Johnson playing wherever he’s needed in IU secondary

He plays cornerback and safety, even a little Husky, too.

How does Jamar Johnson do it?

“I got that Florida-boy swag,” he said. “It’s just natural.”

It’s true. What Johnson has been asked to do during his first few months at Indiana isn’t anything new. The freshman defensive back played every secondary position at Riverview High School in Sarasota, Fla., in addition to moonlighting at receiver and on special teams.

The jump to college football often means a chance for young, versatile prospects to specialize. For Johnson, coming to IU meant an opportunity to impact the Hoosiers’ defense in a handful of ways.

Just like he’s always done.

“It keeps me on my toes,” Johnson said.

And it keeps a whole bunch of options available for IU coach Tom Allen, who has moved Johnson around the defensive backfield as needed through the first month of the season.

While recruiting Johnson, Allen and his staff saw Johnson’s versatility for what it was — a chance to get creative. At 6-foot-1, 200 pounds, Johnson has the physical tools and athleticism to adequately cover receivers in space, while also making stops against bigger-bodied running backs.

It’s an unusual, diverse workload for someone so young, but through six games, Johnson is demonstrating he can handle it.

“That’s uncommon,” Allen said. “It’s rare to have a guy that can do that physically. We don’t have too many on our team that I can say, ‘Hey, this guy can play five different spots in the secondary.’ When did we figure that out? Once he got here.”

Although Allen and his staffers are limited in what they can watch and do with players during the summer, IU’s strength and conditioning staff passed along glowing reports about Johnson’s athleticism and the way his frame was growing.

Throughout the recruiting process, Indiana’s coaches believed Johnson had the physical tools to play wherever he was needed in the secondary.

His first summer on campus confirmed it.

“The first couple days we saw him work out in the summer (was when we knew),” safeties coach Kasey Teegardin said. “Just the way he moves his body. He carries 200 pounds really well, but he’s very fast. He’s very athletic.

“We tried to put him through a little bit of a workout, and when he came out guys were like, ‘Did he even do anything in that?’ He’s just a natural freak. He’s a five-tool player. That’s honestly how we view him. We feel he can play all five positions on the back end.”

Johnson began working at safety during fall camp, then moved to Husky — IU’s hybrid safety/linebacker position — last week. An automatic targeting suspension for Marcelino Ball and an injury suffered by Cam Jones thinned the ranks at the latter, leaving Johnson as one of Indiana’s best options entering Saturday’s game at Rutgers.

Johnson rose to the call, picking off a pass in the end zone during the second quarter, saving a touchdown. That play earned him this week’s game ball.

“I was on the tight end and I saw he went for the flat route,” Johnson said. “I knew he was going to turn up.

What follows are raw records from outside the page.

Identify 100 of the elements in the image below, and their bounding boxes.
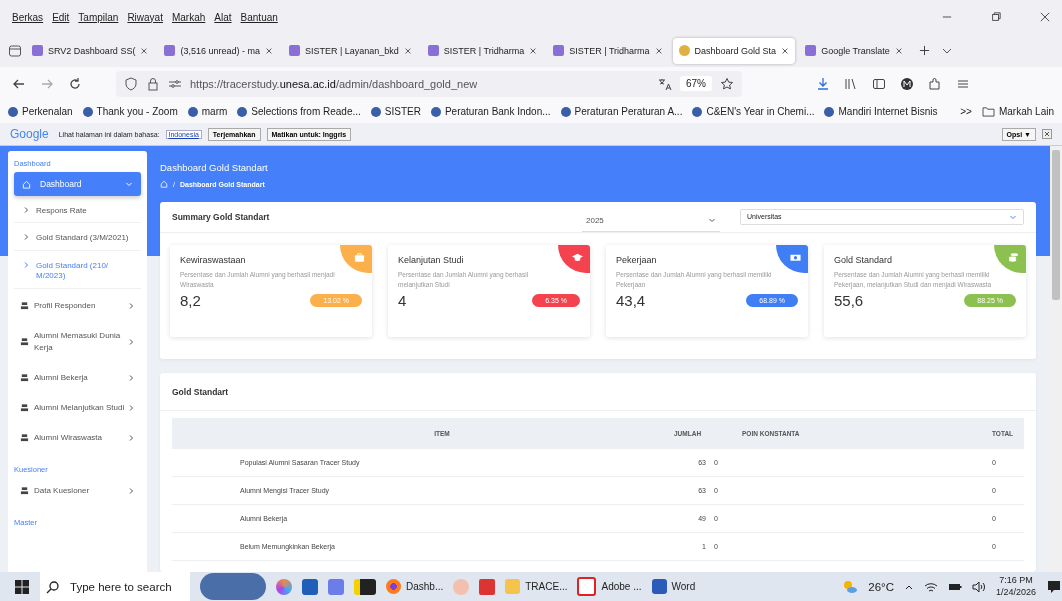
close-icon[interactable]	[654, 46, 663, 55]
browser-tab[interactable]: Dashboard Gold Sta	[672, 37, 796, 64]
favicon-icon	[187, 106, 198, 117]
bookmark-item[interactable]: SISTER	[370, 106, 421, 117]
favicon-icon	[288, 45, 300, 56]
translate-icon[interactable]	[658, 76, 672, 91]
menu-item[interactable]: Markah	[171, 11, 206, 23]
favicon-icon	[824, 106, 835, 117]
speaker-icon[interactable]	[971, 579, 986, 594]
app-icon	[577, 577, 597, 596]
chevron-right-icon	[127, 301, 135, 310]
nav-item[interactable]: Dashboard	[14, 172, 141, 196]
download-icon[interactable]	[816, 76, 830, 91]
notification-icon[interactable]	[1046, 578, 1062, 595]
taskbar-app[interactable]: TRACE...	[505, 579, 568, 594]
favicon-icon	[678, 45, 690, 56]
app-icon[interactable]	[479, 578, 496, 595]
taskbar-app[interactable]: Dashb...	[386, 579, 444, 594]
bookmark-item[interactable]: Selections from Reade...	[237, 106, 361, 117]
menu-item[interactable]: Berkas	[12, 11, 44, 23]
bookmark-item[interactable]: Peraturan Peraturan A...	[560, 106, 683, 117]
reload-icon[interactable]	[68, 76, 82, 91]
bookmark-item[interactable]: Peraturan Bank Indon...	[430, 106, 551, 117]
browser-tab[interactable]: (3,516 unread) - ma	[158, 37, 279, 64]
clock-date[interactable]: 1/24/2026	[995, 586, 1036, 599]
more-bookmarks-button[interactable]: >>	[960, 106, 972, 117]
stat-title: Kelanjutan Studi	[398, 255, 465, 265]
chevron-down-icon	[708, 216, 716, 224]
menu-item[interactable]: Bantuan	[240, 11, 278, 23]
bookmark-item[interactable]: C&EN's Year in Chemi...	[692, 106, 815, 117]
new-tab-icon[interactable]	[918, 45, 930, 56]
close-icon[interactable]	[1040, 12, 1050, 22]
close-icon[interactable]	[1042, 129, 1052, 139]
close-icon[interactable]	[894, 46, 903, 55]
sidebar-icon[interactable]	[872, 76, 886, 91]
favicon-icon	[237, 106, 248, 117]
browser-tab[interactable]: SISTER | Layanan_bkd	[282, 37, 418, 64]
star-icon[interactable]	[720, 76, 734, 91]
nav-item[interactable]: Alumni Bekerja	[14, 364, 141, 391]
lock-icon	[146, 76, 160, 91]
taskbar-app[interactable]: Word	[651, 579, 696, 594]
chevron-down-icon	[1009, 213, 1017, 221]
extensions-icon[interactable]	[928, 76, 942, 91]
favicon-icon	[82, 106, 93, 117]
tab-list-icon[interactable]	[8, 43, 22, 58]
restore-icon[interactable]	[991, 12, 1001, 22]
year-select[interactable]: 2025	[582, 210, 720, 232]
bookmark-item[interactable]: Mandiri Internet Bisnis	[824, 106, 938, 117]
address-bar[interactable]: https://tracerstudy.unesa.ac.id/admin/dashboard_gold_new 67%	[116, 70, 742, 97]
close-icon[interactable]	[403, 46, 412, 55]
bookmark-item[interactable]: marm	[187, 106, 228, 117]
chevron-right-icon	[127, 486, 135, 495]
browser-tab[interactable]: SISTER | Tridharma	[547, 37, 669, 64]
nav-subitem[interactable]: Gold Standard (210/ M/2023)	[14, 254, 141, 289]
clock-time[interactable]: 7:16 PM	[999, 574, 1033, 587]
close-icon[interactable]	[781, 46, 790, 55]
browser-tab[interactable]: SISTER | Tridharma	[421, 37, 544, 64]
weather-text[interactable]: 26°C	[868, 580, 894, 593]
stat-title: Kewiraswastaan	[180, 255, 247, 265]
zoom-level[interactable]: 67%	[680, 76, 712, 91]
nav-item[interactable]: Alumni Wiraswasta	[14, 424, 141, 451]
menu-item[interactable]: Tampilan	[78, 11, 119, 23]
chevron-right-icon	[127, 337, 135, 346]
stat-value: 4	[398, 292, 408, 309]
chevron-down-icon	[125, 180, 133, 188]
colorful-app-icon[interactable]	[276, 578, 292, 595]
card-title: Gold Standart	[172, 386, 229, 397]
favicon-icon	[692, 106, 703, 117]
browser-tab[interactable]: Google Translate	[799, 37, 909, 64]
nav-subitem[interactable]: Gold Standard (3/M/2021)	[14, 227, 141, 251]
windows-logo-icon[interactable]	[14, 578, 30, 595]
nav-item[interactable]: Alumni Melanjutkan Studi	[14, 394, 141, 421]
chevron-right-icon	[22, 206, 30, 214]
taskbar-search-field[interactable]: Type here to search	[40, 572, 190, 601]
close-icon[interactable]	[529, 46, 538, 55]
nav-item[interactable]: Data Kuesioner	[14, 477, 141, 504]
bookmark-item[interactable]: Thank you - Zoom	[82, 106, 178, 117]
menu-item[interactable]: Edit	[52, 11, 70, 23]
close-icon[interactable]	[140, 46, 149, 55]
nav-subitem[interactable]: Respons Rate	[14, 200, 141, 224]
app-icon	[651, 579, 667, 594]
folder-icon	[981, 106, 995, 117]
stat-title: Pekerjaan	[616, 255, 658, 265]
library-icon[interactable]	[844, 76, 858, 91]
close-icon[interactable]	[264, 46, 273, 55]
favicon-icon	[427, 45, 439, 56]
bookmark-item[interactable]: Perkenalan	[8, 106, 73, 117]
favicon-icon	[32, 45, 43, 56]
nav-item[interactable]: Profil Responden	[14, 292, 141, 319]
nav-item[interactable]: Alumni Memasuki Dunia Kerja	[14, 322, 141, 361]
bookmark-folder[interactable]: Markah Lain	[981, 106, 1054, 117]
browser-tab[interactable]: SRV2 Dashboard SS(	[26, 37, 155, 64]
taskbar-app[interactable]: Adobe ...	[577, 577, 642, 596]
card-title: Summary Gold Standart	[172, 212, 271, 222]
account-icon[interactable]	[900, 76, 914, 91]
menu-item[interactable]: Alat	[214, 11, 232, 23]
menu-item[interactable]: Riwayat	[127, 11, 163, 23]
home-icon	[22, 179, 31, 189]
scrollbar-thumb[interactable]	[1052, 150, 1060, 300]
app-icon[interactable]	[328, 578, 344, 595]
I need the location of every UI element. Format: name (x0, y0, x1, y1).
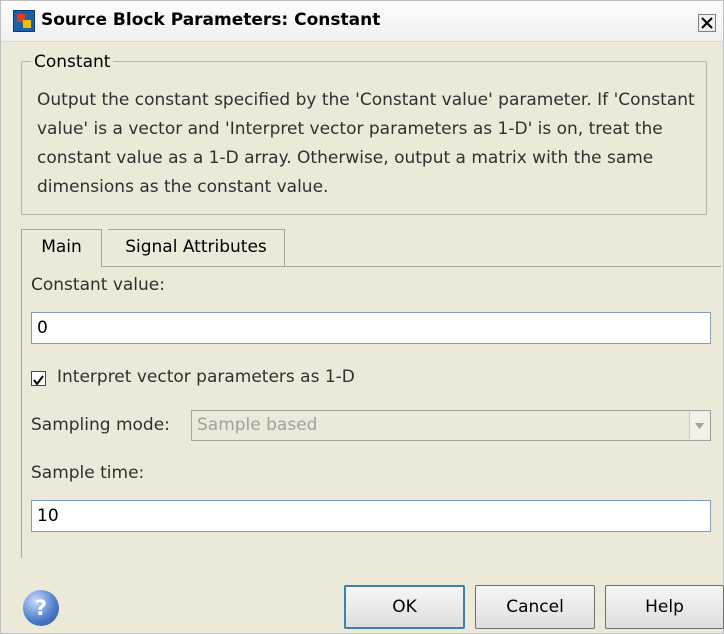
constant-value-input[interactable]: 0 (31, 312, 711, 344)
sample-time-input[interactable]: 10 (31, 500, 711, 532)
dropdown-button (689, 412, 709, 439)
sample-time-label: Sample time: (31, 463, 145, 483)
title-bar[interactable]: Source Block Parameters: Constant (1, 1, 723, 42)
sampling-mode-label: Sampling mode: (31, 415, 170, 435)
constant-value-label: Constant value: (31, 275, 165, 295)
chevron-down-icon (695, 423, 704, 429)
help-button[interactable]: Help (605, 585, 724, 629)
interpret-vector-checkbox[interactable] (31, 371, 46, 386)
ok-button[interactable]: OK (344, 585, 465, 629)
sampling-mode-select: Sample based (191, 410, 711, 441)
tab-main[interactable]: Main (21, 229, 102, 267)
close-button[interactable] (698, 14, 716, 32)
sampling-mode-value: Sample based (197, 415, 318, 435)
help-question-icon[interactable]: ? (23, 590, 59, 626)
close-icon (701, 17, 713, 29)
interpret-vector-label: Interpret vector parameters as 1-D (57, 367, 355, 387)
tab-signal-attributes[interactable]: Signal Attributes (108, 229, 285, 266)
checkmark-icon (33, 375, 44, 386)
group-legend: Constant (31, 52, 114, 72)
cancel-button[interactable]: Cancel (475, 585, 595, 629)
window-title: Source Block Parameters: Constant (41, 10, 381, 30)
source-block-parameters-dialog: Source Block Parameters: Constant Consta… (0, 0, 724, 634)
simulink-block-icon (13, 10, 35, 32)
block-description: Output the constant specified by the 'Co… (37, 90, 695, 197)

I was thinking they’re only trying to get it to three players … so I knew once they had me one-on-one they would try to do a wheel route with him. I got my head around, hopped on it and picked it.”

It wasn’t the first big play Johnson has made for the Hoosiers.

During IU’s Sept. 15 win over Ball State, Johnson had two key blocks on J-Shun Harris’ 86-yard punt return touchdown. His first block allowed Harris to make his move to the outside, before his second flattened two potential tacklers and paved a way for Harris to sprint toward the end zone.

“I remember that,” linebacker Reakwon Jones recalled this week. “We watched it that Monday in the film room. He’s impressive. He does what he can on special teams. Then, when he gets a chance on defense, he comes in and he executes.”

Much like athlete Reese Taylor was recruited to impact both sides of the ball, and running back Stevie Scott was recruited with both offense and defense in mind, Johnson is a further example of the kind of recruiting philosophy Allen preaches.

“You say, ‘Hey, you recruit the best players you can find and you figure out what side of ball you’re going to put ’em on once they get here,'” Allen said. “We kind of thought this guy could play corner or safety, and then you get the element of a husky, which to me, the element of a husky there is a physicality to you. Not just the speed and athleticism, but can he have the girth and the size to be able to tackle Big Ten running backs?”

Johnson seems to fit that mold. Although Allen would like to eventually settle on a spot where he feels Johnson fits best, the IU coach is receptive to using the freshman wherever he’s needed most this season.

So far, Johnson is proving he’s up for the challenge.

In his case, it’s nothing new.

“As long as I’m on the field, I’m good,” Johnson said. “… I try to take advantage of my opportunity, whatever it is — defense, kickoffs, whatever. I just try to go 100 percent.”